Steel Europe is continuing the consistent implementation of its strategic realignment. At the start of December, the Steel Executive Board and the IG Metall trade union signed the “Steel Realignment” collective restructuring agreement. This forms the basis for the stepwise implementation of the industrial future concept for Steel Europe. The declared aim is to achieve the urgently needed cost-cutting measures without any compulsory redundancies. Already at the start of April 2025, the company terminated the supply contract with Hüttenwerke Krupp Mannesmann as of December 31, 2032. This is an important step toward the necessary capacity adjustments. The annual shipment capacity is to be reduced from around 11.5 million tons at present to a target level of around 8.7 to 9 million tons.

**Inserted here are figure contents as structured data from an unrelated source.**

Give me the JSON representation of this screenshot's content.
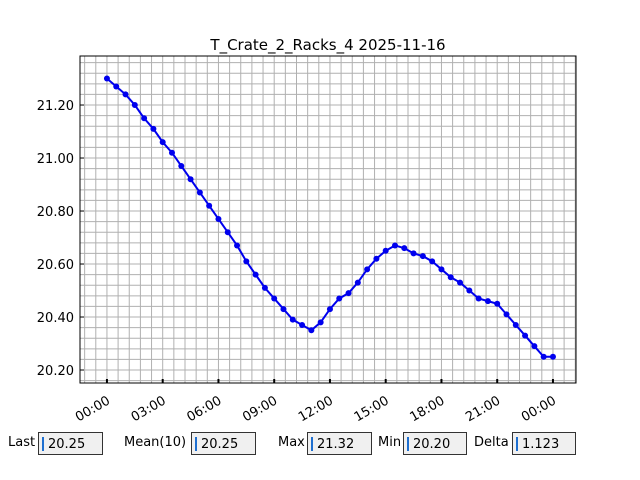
{
  "chart_data": {
    "type": "line",
    "title": "T_Crate_2_Racks_4 2025-11-16",
    "x": [
      0,
      0.5,
      1,
      1.5,
      2,
      2.5,
      3,
      3.5,
      4,
      4.5,
      5,
      5.5,
      6,
      6.5,
      7,
      7.5,
      8,
      8.5,
      9,
      9.5,
      10,
      10.5,
      11,
      11.5,
      12,
      12.5,
      13,
      13.5,
      14,
      14.5,
      15,
      15.5,
      16,
      16.5,
      17,
      17.5,
      18,
      18.5,
      19,
      19.5,
      20,
      20.5,
      21,
      21.5,
      22,
      22.5,
      23,
      23.5,
      24
    ],
    "series": [
      {
        "color": "#0000ee",
        "values": [
          21.3,
          21.27,
          21.24,
          21.2,
          21.15,
          21.11,
          21.06,
          21.02,
          20.97,
          20.92,
          20.87,
          20.82,
          20.77,
          20.72,
          20.67,
          20.61,
          20.56,
          20.51,
          20.47,
          20.43,
          20.39,
          20.37,
          20.35,
          20.38,
          20.43,
          20.47,
          20.49,
          20.53,
          20.58,
          20.62,
          20.65,
          20.67,
          20.66,
          20.64,
          20.63,
          20.61,
          20.58,
          20.55,
          20.53,
          20.5,
          20.47,
          20.46,
          20.45,
          20.41,
          20.37,
          20.33,
          20.29,
          20.25,
          20.25
        ]
      }
    ],
    "xlim": [
      -1.45,
      25.24
    ],
    "xticks": [
      {
        "value": 0,
        "label": "00:00"
      },
      {
        "value": 3,
        "label": "03:00"
      },
      {
        "value": 6,
        "label": "06:00"
      },
      {
        "value": 9,
        "label": "09:00"
      },
      {
        "value": 12,
        "label": "12:00"
      },
      {
        "value": 15,
        "label": "15:00"
      },
      {
        "value": 18,
        "label": "18:00"
      },
      {
        "value": 21,
        "label": "21:00"
      },
      {
        "value": 24,
        "label": "00:00"
      }
    ],
    "ylim": [
      20.151,
      21.385
    ],
    "yticks": [
      {
        "value": 20.2,
        "label": "20.20"
      },
      {
        "value": 20.4,
        "label": "20.40"
      },
      {
        "value": 20.6,
        "label": "20.60"
      },
      {
        "value": 20.8,
        "label": "20.80"
      },
      {
        "value": 21.0,
        "label": "21.00"
      },
      {
        "value": 21.2,
        "label": "21.20"
      }
    ],
    "grid": true,
    "minor_grid_divisions": 5
  },
  "stats": [
    {
      "label": "Last",
      "value": "20.25"
    },
    {
      "label": "Mean(10)",
      "value": "20.25"
    },
    {
      "label": "Max",
      "value": "21.32"
    },
    {
      "label": "Min",
      "value": "20.20"
    },
    {
      "label": "Delta",
      "value": "1.123"
    }
  ]
}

Moreover, the ramp-up of the new finishing complex in Duisburg concluded key investments of around €800 million to align the production network at the Duisburg site with future customer requirements and profitable premium products. Despite the challenging economic environment and regulatory uncertainty, construction of the direct reduction plant in Duisburg is progressing. Moreover, in mid-September 2025, a non-binding indicative offer was received from Jindal Steel International for the acquisition of thyssenkrupp Steel Europe. This is being reviewed by thyssenkrupp AG with regard to economic viability, the continuation of the green transformation and employment at the company’s steel sites. In this connection, EP Group (EPG) and thyssenkrupp AG mutually agreed to end their negotiations on a possible 50 / 50 joint venture for thyssenkrupp Steel Europe. As of September 30, 2025, EPG returned the 20-percent interest it had acquired in thyssenkrupp Steel Europe AG on July 31, 2024 and received reimbursement of the purchase price.
TKMS (Marine Systems segment) has been an independent company listed on the stock exchange since October 20, 2025. In the meantime, TKMS meets the Deutsche Börse criteria for inclusion in the MDAX and will be admitted to the second most important German index as of December 22. As Europe’s only fully integrated system supplier for maritime defense, TKMS combines its platform expertise in submarines and surface vessels with a strong market position in maritime electronics, sensors, effectors, unmanned systems, maritime guidance systems and software. With a record order backlog of €18.2 billion, the company is ideally positioned. The stock market listing provides TKMS with financial independence and creates additional agility, flexibility and new growth and innovation opportunities. At the same time, thyssenkrupp AG remains the strategic majority shareholder with an interest of 51 percent, thus strengthening stability.